The problem appears to be related to some changes made in gpio-omap.c. After our threaded ISR has run and has cleared the physical interrupt, omap_gpio_unmask_irq() is called to re-enable the GPIO interrupt. The current code clears the interrupt status register, then enables the interrupt for the appropriate pin (sets bit 25 in GPIO_LEVELDETECT1 register). However, this appears to immediately set the associated bit in the GPIO_IRQSTS_0 register, even though the physical interrupt line state at the time (as indicated in the GPIO_DATAIN register) is low (inactive). This results in a spurious call to the ISR. This appears to be incorrect chip behaviour, but it didn't cause spurious interrupts with the 4.19.45 code because it did these two operations in the reverse order, ie. enabled the interrupt then cleared the interrupt status.

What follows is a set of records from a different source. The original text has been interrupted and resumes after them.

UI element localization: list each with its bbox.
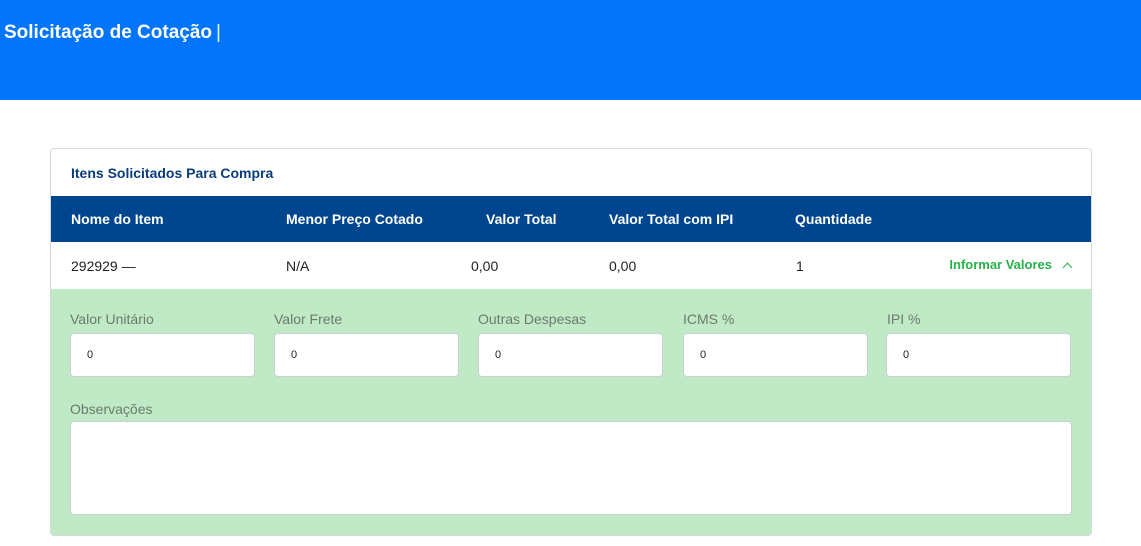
table-header: Nome do Item Menor Preço Cotado Valor To… [51, 196, 1091, 242]
page-title: Solicitação de Cotação | [4, 22, 221, 44]
title-separator: | [216, 22, 221, 43]
items-card: Itens Solicitados Para Compra Nome do It… [50, 148, 1092, 536]
table-row: 292929 — N/A 0,00 0,00 1 Informar Valore… [51, 242, 1091, 289]
label-icms: ICMS % [683, 311, 735, 327]
cell-valor-total-ipi: 0,00 [609, 258, 637, 274]
main-content: Itens Solicitados Para Compra Nome do It… [4, 100, 1141, 546]
column-header-valor-total-ipi: Valor Total com IPI [609, 211, 734, 227]
cell-nome: 292929 — [71, 258, 136, 274]
informar-valores-label: Informar Valores [949, 257, 1052, 272]
label-observacoes: Observações [70, 401, 153, 417]
cell-valor-total: 0,00 [471, 258, 499, 274]
cell-menor-preco: N/A [286, 258, 310, 274]
informar-valores-toggle[interactable]: Informar Valores [949, 257, 1073, 273]
detail-panel: Valor Unitário Valor Frete Outras Despes… [51, 289, 1091, 535]
label-valor-unitario: Valor Unitário [70, 311, 154, 327]
input-ipi[interactable] [886, 333, 1071, 377]
app-header: Solicitação de Cotação | [0, 0, 1141, 100]
column-header-quantidade: Quantidade [795, 211, 873, 227]
input-valor-unitario[interactable] [70, 333, 255, 377]
label-outras-despesas: Outras Despesas [478, 311, 587, 327]
column-header-menor-preco: Menor Preço Cotado [286, 211, 423, 227]
column-header-valor-total: Valor Total [486, 211, 557, 227]
observacoes-textarea[interactable] [70, 421, 1072, 515]
label-ipi: IPI % [887, 311, 921, 327]
card-title: Itens Solicitados Para Compra [71, 165, 274, 181]
chevron-up-icon [1062, 262, 1073, 273]
cell-quantidade: 1 [796, 258, 804, 274]
input-icms[interactable] [683, 333, 868, 377]
input-outras-despesas[interactable] [478, 333, 663, 377]
label-valor-frete: Valor Frete [274, 311, 343, 327]
page-title-text: Solicitação de Cotação [4, 22, 213, 43]
input-valor-frete[interactable] [274, 333, 459, 377]
column-header-nome: Nome do Item [71, 211, 164, 227]
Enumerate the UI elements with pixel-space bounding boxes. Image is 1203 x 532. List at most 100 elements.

So my workaround at the moment is to move the omap_set_gpio_triggering() call to be before the call to omap_clear_gpio_irqstatus().
The commit where the issue appears to have been introduced is https://github.com/torvalds/linux/commit/c859e0d479b3b4f6132fc12637c51e01492f31f6
My questions are: Is the observed register behaviour expected? Is the workaround valid, and if so can the standard driver be updated in due course?